夏威尔松开他,撇开眼,眼泪含目中,久久不落。
他依然是懦弱的人。
亚历山大爬上去,伸手轻轻抹掉他的眼泪 ,“对不起,你说得对,我不该以帕沙的名义去左右你和莫桑……我求你爱我好吗?”
夏威尔捉住他的手,贴在心口,“不要乞求,你很骄傲,你的乞求我根本不敢承受。”
似乎有什么东西,悄然间皲裂出不该出现的纹路。
愧疚彻底淹没萨沙。
高傲的苏联上校再也不敢看向他,沉默起身,打开门走出去后,一夜未归。
而德国人,也蜷缩了一夜。
飞机在头顶呼啸而过,尖锐的声音就像死神的镰刀破空而来,落下他的阴影。
尖叫声,痛哭声,混杂在一起,犹如一场地狱的交响曲。
“先生!太太!”
德国少年从学校一路狂奔回来,甚至差点被轰炸而落的碎石砸死;大地在轰炸中也变得摇摇欲坠起来,他好不容易站稳脚跟,管家和侍女此时不见了踪影,他们有的横尸庭院,有的四散奔逃。
“先生!太太!”夏威尔冒着死亡的风险冲进每一个房间,终于找到了蜷缩在角落里的先生和太太。
先生的腿被横梁砸断了,太太拉不动他;夏威尔和太太把房梁搬开一点,先生慢慢挪动出来。
“小夏威尔!”先生虚弱地靠在太太怀里,“你和安娜走吧,不要管我了!英国人的飞机来了,我们都逃不掉!”

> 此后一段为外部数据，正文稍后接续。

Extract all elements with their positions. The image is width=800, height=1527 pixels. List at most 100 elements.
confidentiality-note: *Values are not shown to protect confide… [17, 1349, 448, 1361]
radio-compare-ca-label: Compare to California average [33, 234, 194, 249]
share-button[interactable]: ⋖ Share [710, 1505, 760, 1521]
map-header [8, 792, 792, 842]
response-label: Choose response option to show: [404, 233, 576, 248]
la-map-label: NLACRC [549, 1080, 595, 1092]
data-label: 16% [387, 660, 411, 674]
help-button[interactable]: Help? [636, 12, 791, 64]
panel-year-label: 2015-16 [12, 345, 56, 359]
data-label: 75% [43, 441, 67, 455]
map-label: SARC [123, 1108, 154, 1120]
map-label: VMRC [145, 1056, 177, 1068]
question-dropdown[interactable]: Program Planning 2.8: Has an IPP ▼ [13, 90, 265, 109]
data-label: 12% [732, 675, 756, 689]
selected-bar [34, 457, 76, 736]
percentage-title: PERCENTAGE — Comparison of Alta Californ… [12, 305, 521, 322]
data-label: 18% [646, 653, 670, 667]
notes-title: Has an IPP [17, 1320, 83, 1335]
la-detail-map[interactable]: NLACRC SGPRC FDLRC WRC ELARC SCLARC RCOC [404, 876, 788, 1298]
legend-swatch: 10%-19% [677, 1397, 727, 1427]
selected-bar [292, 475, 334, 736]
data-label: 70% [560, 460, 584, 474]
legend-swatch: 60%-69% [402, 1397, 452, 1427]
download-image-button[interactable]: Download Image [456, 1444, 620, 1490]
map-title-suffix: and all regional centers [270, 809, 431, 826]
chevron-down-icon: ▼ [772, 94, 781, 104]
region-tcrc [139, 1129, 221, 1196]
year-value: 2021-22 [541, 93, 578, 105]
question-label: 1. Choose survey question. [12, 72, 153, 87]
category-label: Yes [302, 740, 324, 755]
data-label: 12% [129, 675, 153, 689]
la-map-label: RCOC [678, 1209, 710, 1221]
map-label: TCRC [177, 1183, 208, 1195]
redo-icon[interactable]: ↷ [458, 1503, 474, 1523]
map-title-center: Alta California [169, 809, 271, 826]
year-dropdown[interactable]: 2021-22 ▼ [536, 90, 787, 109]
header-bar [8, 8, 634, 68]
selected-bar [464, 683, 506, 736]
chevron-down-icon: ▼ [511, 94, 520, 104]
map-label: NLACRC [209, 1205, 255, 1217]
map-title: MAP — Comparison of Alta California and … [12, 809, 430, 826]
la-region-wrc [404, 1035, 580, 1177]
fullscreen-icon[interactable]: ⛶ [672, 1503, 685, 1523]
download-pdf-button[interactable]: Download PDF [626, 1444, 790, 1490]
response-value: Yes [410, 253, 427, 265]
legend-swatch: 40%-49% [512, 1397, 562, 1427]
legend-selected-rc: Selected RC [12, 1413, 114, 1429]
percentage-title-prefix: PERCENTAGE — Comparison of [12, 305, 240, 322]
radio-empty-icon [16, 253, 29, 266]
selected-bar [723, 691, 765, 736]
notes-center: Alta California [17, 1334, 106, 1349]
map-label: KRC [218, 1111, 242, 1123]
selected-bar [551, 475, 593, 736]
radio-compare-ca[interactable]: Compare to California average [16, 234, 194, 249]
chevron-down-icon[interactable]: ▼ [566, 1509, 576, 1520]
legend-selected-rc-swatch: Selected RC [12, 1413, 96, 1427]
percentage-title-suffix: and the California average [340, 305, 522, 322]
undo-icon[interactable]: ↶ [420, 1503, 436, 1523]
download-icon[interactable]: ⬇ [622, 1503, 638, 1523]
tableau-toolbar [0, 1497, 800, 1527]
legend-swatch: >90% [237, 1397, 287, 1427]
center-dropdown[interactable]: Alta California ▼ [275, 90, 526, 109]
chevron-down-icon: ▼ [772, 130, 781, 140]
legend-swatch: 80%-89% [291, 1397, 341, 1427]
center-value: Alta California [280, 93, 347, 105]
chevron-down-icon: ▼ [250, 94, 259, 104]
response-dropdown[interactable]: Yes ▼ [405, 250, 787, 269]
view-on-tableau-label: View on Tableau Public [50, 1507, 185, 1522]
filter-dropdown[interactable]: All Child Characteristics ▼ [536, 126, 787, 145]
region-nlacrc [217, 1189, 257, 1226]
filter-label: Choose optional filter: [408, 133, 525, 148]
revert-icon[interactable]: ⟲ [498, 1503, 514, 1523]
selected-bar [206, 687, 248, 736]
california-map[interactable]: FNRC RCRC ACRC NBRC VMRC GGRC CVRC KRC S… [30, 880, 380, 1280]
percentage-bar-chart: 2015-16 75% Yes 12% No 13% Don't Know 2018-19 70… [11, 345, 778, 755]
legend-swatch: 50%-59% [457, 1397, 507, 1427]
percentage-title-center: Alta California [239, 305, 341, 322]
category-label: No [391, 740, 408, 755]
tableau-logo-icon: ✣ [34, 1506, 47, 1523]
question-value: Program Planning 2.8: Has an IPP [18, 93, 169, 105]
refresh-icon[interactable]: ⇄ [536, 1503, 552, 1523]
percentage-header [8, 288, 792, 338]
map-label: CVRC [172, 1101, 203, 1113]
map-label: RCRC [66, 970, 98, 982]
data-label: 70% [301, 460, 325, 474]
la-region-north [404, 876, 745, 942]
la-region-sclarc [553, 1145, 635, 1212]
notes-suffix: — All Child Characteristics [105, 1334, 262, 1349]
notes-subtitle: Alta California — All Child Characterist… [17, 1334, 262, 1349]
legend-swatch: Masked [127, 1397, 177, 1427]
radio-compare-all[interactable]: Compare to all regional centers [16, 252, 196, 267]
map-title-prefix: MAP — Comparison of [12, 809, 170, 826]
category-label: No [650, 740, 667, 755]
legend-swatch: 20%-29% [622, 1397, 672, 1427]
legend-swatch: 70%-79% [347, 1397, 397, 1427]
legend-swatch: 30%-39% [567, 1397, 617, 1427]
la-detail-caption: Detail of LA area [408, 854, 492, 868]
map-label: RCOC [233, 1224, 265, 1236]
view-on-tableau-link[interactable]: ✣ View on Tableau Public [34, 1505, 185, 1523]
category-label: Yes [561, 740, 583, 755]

他在被房梁砸中的那一刻,就一直想赶走自己的妻子,他不能让妻子涉身险地;可现在,连他们的小天使也因为他陷入这样的危地中。
“不!”
安娜太太哭泣,稚嫩的德国少年满眼泪水的摇头。
“先生!我一定要带你们出去!莫桑不能失去你们!”
夏威尔和太太扶起先生,拼尽全力地想要逃离这里。
但很不幸,死神选中了他们。
飞机盘旋,在死神的命令里,向兰多尼斯家投下一枚炸弹。
“小夏威尔!”
在最后时刻,先生和太太奋力将他推出去,天旋地转中的夏威尔听到最后的轻语,“小夏威尔!替我们照顾好莫桑!”
泥沙俱下。
就连夏威尔也被气浪掀飞好几米远,摔在地上,狠狠咳吐出一口鲜血,陷入黑暗。
先生,太太……
仿佛万年,仿佛朝夕。
夏威尔从恐怖的噩梦中醒来,他的家,已经变成废墟。
什么都没有了。
他看到了一个人,一个很熟悉的人。
只是那个人不再穿着温柔的衬衫,而是军装,德国的陆军作战服也变得脏乱,上面还有敌人的血迹。
“莫桑……”
莫桑.兰多尼斯九死一生地从东普鲁士的战场上回来,却看到自己的家化作废墟,他的父亲母亲,变成灰烬;他双膝一软,跪倒在废墟前;爬在废墟间,不断地挖掘着,手指鲜血淋漓。
“爸爸妈妈!爸爸妈妈!爸爸妈妈……”
决堤的泪水打湿焦土,他声嘶力竭地哭叫着。
心痛若死。
不断地咳着血。
“莫桑!”夏威尔连滚带爬地去到他身边,无论如何,他都是要到他的身边去的,“我在!我在!我还在!”
他抱着心碎的莫桑,不断地安慰他,用脸贴住他的脸。
“小夏威尔……”莫桑蜷缩在他怀抱里,“我只有你了……我没有爸爸妈妈了!”
兰多尼斯家族式微许久,到了这一代,莫桑已经没有什么别的亲人了;夏威尔已经是他唯一的亲人和内心依靠了。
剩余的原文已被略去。